Я ничего не ел целых два дня, а она со своим сыном почти четыре. Кстати, звали ее Эмилия. Эмилия Лингворт, вот как. Самое близкое ранчо находилось в двенадцати милях, я отправился туда и привез еды для всего семейства.
Какой она приготовила обед, ребята, если бы вы только знали! Я такого в жизни не пробовал. А к столу она подавала как принцесса. Я глаз от нее не мог отвести. И все, что она говорила, казалось мне музыкой. А маленький веснушчатый паршивец устроился у меня на коленях и потихоньку подбирался к моей шестизарядке. Замечательный был парнишка, скажу вам! И знаете, эти несколько часов рядом с женщиной в заброшенном степном ранчо были моим единственным настоящим приключением за много лет!
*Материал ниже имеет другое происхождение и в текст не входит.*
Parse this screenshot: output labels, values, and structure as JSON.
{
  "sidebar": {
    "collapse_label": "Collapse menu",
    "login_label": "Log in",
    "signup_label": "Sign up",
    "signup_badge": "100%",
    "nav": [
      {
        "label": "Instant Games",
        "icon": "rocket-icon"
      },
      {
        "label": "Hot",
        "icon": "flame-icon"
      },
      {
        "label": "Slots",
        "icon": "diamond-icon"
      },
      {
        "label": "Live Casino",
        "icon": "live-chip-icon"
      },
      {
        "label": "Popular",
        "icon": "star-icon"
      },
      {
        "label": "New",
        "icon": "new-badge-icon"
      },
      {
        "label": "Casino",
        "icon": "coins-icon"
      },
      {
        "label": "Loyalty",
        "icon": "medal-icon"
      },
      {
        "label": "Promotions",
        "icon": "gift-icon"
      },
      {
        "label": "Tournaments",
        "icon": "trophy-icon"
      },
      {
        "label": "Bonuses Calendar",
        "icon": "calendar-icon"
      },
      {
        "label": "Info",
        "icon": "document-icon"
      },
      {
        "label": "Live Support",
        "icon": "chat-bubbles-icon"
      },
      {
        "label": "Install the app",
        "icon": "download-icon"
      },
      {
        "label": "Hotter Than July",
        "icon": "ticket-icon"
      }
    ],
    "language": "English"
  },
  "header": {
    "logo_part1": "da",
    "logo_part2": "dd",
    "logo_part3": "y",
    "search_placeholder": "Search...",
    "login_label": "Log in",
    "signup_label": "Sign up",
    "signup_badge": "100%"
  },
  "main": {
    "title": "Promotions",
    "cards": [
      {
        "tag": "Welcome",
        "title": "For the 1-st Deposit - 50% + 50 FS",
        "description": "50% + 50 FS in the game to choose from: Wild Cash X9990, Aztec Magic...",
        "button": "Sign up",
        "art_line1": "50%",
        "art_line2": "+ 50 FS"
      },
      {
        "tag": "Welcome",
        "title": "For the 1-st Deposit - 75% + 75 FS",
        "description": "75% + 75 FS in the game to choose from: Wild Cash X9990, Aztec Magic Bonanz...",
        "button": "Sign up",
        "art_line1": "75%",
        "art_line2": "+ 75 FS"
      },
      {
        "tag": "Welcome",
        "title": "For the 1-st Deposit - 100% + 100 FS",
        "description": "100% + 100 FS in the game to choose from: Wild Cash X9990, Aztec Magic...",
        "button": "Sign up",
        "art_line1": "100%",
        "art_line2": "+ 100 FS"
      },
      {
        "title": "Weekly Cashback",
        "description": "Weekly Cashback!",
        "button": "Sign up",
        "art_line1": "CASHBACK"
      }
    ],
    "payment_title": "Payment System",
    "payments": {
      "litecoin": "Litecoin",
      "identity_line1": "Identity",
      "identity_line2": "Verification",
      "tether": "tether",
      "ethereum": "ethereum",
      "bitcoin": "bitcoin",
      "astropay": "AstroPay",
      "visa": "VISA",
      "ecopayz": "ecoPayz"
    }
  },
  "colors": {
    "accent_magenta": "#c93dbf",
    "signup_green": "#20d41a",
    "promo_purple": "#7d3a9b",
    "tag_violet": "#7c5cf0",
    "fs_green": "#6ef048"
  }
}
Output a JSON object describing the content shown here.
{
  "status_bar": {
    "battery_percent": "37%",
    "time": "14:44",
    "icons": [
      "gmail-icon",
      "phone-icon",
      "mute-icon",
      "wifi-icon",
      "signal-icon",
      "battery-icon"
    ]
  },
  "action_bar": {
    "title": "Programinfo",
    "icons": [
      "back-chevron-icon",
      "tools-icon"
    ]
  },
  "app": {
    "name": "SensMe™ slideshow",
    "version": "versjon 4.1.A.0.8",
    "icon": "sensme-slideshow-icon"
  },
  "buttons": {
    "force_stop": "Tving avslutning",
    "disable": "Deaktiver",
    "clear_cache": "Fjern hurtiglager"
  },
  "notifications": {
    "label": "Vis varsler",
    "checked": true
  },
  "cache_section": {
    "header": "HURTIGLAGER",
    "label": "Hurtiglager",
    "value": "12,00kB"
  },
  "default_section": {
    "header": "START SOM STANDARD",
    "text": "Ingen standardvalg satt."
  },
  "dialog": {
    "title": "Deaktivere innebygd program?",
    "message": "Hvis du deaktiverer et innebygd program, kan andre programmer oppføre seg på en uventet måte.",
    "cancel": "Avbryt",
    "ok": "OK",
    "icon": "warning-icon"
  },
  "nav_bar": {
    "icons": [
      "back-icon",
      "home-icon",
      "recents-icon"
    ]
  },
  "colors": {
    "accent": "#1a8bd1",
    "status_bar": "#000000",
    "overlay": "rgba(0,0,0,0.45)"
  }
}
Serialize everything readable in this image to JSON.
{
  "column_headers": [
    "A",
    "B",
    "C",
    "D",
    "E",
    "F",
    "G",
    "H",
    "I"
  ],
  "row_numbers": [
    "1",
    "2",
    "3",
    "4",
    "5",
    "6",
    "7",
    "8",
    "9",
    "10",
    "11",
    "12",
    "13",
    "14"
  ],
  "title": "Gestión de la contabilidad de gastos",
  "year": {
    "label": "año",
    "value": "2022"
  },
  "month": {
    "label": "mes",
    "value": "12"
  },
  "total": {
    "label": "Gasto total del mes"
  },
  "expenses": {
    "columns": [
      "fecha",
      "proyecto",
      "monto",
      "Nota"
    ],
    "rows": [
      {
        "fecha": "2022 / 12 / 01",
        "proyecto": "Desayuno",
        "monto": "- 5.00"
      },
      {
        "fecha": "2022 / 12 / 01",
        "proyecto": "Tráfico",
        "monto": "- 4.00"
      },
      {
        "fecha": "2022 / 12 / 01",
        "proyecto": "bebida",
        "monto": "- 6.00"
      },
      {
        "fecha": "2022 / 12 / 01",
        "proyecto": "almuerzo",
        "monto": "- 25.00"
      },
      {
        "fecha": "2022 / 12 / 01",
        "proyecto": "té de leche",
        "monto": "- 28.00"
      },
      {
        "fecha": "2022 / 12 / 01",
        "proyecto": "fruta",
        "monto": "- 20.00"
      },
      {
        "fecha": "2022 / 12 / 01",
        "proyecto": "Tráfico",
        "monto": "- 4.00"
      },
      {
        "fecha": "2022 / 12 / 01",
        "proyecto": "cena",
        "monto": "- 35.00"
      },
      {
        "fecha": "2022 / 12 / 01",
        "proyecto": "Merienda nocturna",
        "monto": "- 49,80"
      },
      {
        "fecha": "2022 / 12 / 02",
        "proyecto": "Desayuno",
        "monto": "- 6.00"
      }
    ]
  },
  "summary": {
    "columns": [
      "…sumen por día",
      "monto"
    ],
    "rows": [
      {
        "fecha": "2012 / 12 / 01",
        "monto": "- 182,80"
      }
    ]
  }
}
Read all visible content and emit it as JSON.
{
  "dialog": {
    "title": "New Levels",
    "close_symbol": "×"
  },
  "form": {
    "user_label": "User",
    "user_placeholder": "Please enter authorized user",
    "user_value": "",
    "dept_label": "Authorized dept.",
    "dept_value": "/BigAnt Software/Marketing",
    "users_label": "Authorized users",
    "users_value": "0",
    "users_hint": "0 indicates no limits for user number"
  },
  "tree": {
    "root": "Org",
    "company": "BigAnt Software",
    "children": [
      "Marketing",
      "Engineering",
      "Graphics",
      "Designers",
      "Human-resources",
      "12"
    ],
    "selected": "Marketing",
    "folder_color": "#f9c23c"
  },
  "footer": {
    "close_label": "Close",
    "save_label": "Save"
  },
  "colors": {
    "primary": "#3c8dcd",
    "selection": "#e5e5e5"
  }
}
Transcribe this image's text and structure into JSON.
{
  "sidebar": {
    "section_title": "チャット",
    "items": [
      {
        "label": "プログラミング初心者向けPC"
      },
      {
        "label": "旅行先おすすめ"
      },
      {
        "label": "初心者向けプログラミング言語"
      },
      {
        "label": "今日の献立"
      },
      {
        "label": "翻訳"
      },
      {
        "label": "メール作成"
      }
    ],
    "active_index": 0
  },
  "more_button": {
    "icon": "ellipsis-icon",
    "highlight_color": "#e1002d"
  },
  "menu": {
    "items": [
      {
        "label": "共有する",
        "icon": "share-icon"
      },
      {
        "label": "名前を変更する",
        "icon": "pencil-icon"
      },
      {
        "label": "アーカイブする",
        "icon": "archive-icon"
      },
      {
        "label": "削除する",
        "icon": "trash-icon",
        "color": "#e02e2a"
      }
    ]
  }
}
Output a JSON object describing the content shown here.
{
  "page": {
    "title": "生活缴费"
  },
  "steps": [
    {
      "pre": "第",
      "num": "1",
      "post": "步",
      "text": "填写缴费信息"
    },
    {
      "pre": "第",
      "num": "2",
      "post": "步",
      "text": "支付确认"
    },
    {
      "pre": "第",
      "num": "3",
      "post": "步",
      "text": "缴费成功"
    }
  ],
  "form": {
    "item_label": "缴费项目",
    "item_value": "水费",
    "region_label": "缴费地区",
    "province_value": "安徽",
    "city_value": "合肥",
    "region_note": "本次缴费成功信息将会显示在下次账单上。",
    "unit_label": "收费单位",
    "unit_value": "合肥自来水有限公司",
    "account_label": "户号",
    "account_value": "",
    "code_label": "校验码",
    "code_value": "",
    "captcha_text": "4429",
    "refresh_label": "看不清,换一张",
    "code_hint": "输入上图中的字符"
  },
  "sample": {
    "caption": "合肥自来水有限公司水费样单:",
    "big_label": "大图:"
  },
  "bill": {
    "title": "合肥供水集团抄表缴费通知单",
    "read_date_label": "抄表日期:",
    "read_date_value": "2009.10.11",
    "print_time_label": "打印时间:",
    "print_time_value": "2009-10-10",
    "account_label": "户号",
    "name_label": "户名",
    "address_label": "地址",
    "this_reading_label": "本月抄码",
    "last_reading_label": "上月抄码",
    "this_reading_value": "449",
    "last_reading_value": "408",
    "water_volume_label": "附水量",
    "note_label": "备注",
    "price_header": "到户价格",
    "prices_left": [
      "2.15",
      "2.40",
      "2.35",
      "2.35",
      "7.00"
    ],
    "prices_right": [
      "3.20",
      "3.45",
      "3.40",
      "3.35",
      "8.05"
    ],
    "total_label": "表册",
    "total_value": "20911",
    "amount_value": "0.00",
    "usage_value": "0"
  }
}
После обеда она рассказала, что банкир из соседнего города надул ее на тысячу двести долларов. Предложил ей купить какие-то акции, и в результате она потеряла все свои деньги. Она в этих делах ничего не смыслила, совсем как ребенок.
И тут на меня нашло. «Ну постой же, проклятый торгаш, — сказал я, — я выбью из тебя эти тысячу двести монет, и ты на весь остаток жизни запомнишь день продажи своих проклятых акций. Ты узнаешь, что на свете существует Билли Рэйдлер с Индейской территории, и ты увидишь, что он человек справедливый и, если нужно, сумеет защитить слабого».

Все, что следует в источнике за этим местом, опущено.